I never picked up a gun again,

I’m 54 now, alone and happy.


This poem was inspired by a book that I was reading and the author was talking about what kind of experience makes for good writing descriptions about gun battles in detective fiction stories and I remembered that I had shot a gun once, long ago. And I said out loud to myself: "I shot a gun once" and then the poem just materialized in front of me. It is more of a narrative than some of my other poems, but I do like it. I hate guns, the marriage didn't work out, and I'm okay. I survived and here I am doing things that I love: writing about FAH, running this website, teaching students who desperately need help, creating a community among people far flung and close. Is my life perfect? No. But whose life is these days? We're in the middle of a pandemic and there are a whole host of problems in the world to conquer, but I feel that life is pretty darn good and I'm very blessed to have what I do.


January 15, 2021

We all have a dark side . . .

Sometimes this emerges as we stand

in the kitchen at midnight,

Eating ice cream out of the freezer

with a spoon that we’ve picked

Up out of the sink because it looks

relatively clean and we can’t be

Bothered doing the dishes.


This poem came to me in one moment when I thought to myself: we all have a dark side. I like this phrase and I kicked around the idea of writing a really heavy poem, but then I thought that humor would go farther and be more meaningful. And who hasn't pulled a spoon out of a sink of dirty dishes to eat ice cream out of the freezer, day or night? It is a simple, silly, fun poem.


January 17, 2021

FAH’s Party Ethos, Long Gone

In the pandemic, rooms in the house

don’t party.

Days of the week pass unseen and

unknown.

Ghosts of strangers and lovers alike

roam in and out of months.

No one holds a glass of wine or eats

hors d’oeuvres together.

No one mingles or wraps their arms

around each other.

No one takes home food in foil

or cooks a hog in the sun.

Our time is spent with medicines,

wandering company aisles

Masked, six feet apart, lonely for

the lost decades of love.


I end this blog post with FAH, as it should be. This poem came to me one day while I was talking to a fahn friend; the poem is really inspired by her and our conversation. It didn't take me long to write the poem but it took me ages to come up with a title that I liked. I wanted to capture what we're not experiencing now in the pandemic, but what FAH like to focus a lot of attention on: the party! It's something that we can't experience now because most of us across the world are either still in lockdown or in situations that prevent us from coming together and having fun as a group. I wanted to use FAH's "house party" playlist as a jumping off point for this poem and I think it worked out considerably well. This is a poem that makes me happy even though the subject matter captures a sense of sadness in what we've lost.

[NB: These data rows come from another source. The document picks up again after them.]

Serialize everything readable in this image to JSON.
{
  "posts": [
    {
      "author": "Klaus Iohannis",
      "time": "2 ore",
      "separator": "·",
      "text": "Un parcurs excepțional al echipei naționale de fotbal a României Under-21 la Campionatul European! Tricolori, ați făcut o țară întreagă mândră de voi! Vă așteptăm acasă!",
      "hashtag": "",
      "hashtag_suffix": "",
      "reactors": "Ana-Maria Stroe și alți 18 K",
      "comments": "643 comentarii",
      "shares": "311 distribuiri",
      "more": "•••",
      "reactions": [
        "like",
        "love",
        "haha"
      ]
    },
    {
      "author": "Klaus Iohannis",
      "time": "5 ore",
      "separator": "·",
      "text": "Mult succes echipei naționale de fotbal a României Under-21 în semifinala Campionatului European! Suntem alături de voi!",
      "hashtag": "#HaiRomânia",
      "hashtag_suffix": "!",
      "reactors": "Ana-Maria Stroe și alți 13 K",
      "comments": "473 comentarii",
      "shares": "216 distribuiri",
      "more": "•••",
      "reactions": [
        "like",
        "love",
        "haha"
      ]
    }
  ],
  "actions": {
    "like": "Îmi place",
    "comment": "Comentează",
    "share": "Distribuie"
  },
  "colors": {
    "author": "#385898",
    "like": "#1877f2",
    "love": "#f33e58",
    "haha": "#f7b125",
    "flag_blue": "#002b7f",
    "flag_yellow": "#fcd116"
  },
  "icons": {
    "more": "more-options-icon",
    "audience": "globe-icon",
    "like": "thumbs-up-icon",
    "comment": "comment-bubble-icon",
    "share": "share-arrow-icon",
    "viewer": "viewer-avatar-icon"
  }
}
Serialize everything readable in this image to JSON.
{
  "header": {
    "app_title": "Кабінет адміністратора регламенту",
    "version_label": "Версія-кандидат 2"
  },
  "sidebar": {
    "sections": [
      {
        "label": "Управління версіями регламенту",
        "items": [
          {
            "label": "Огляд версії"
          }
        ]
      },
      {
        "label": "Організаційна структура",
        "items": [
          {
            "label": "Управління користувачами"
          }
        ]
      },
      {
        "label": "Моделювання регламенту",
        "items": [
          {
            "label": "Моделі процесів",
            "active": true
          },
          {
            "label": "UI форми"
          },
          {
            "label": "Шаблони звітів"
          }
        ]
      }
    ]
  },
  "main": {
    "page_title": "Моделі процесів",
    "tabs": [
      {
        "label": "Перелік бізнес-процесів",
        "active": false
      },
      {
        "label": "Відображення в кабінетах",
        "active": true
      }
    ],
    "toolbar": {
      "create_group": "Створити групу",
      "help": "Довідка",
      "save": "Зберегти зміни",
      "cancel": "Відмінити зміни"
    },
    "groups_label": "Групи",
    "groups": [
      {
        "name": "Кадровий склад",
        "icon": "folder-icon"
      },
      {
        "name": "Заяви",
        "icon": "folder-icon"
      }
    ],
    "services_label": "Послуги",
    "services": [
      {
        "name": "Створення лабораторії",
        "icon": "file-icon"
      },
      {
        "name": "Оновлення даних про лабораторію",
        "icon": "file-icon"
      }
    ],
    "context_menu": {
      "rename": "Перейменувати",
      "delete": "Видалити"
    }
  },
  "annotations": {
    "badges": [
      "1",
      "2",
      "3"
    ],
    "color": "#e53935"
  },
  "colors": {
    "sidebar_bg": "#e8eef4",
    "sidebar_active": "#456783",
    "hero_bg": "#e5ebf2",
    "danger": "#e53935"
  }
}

Thanks for coming along on this ride with me, dear reader, and sticking around until the end! I hope you enjoyed yourself and learned something about me, the person who created and runs this website, who likes to write poetry, FAH detective fiction, analyses, and who feels very grateful for FAH and the brilliant, amazing, supportive and fabulous fahn community. This is my dog, Pudge. He's smiling here, if you can't tell, and to him life is full of joy and wonder, good food, smells, and lots of cuddles. As anyone who knows me might imagine, I share the same sentiments and values.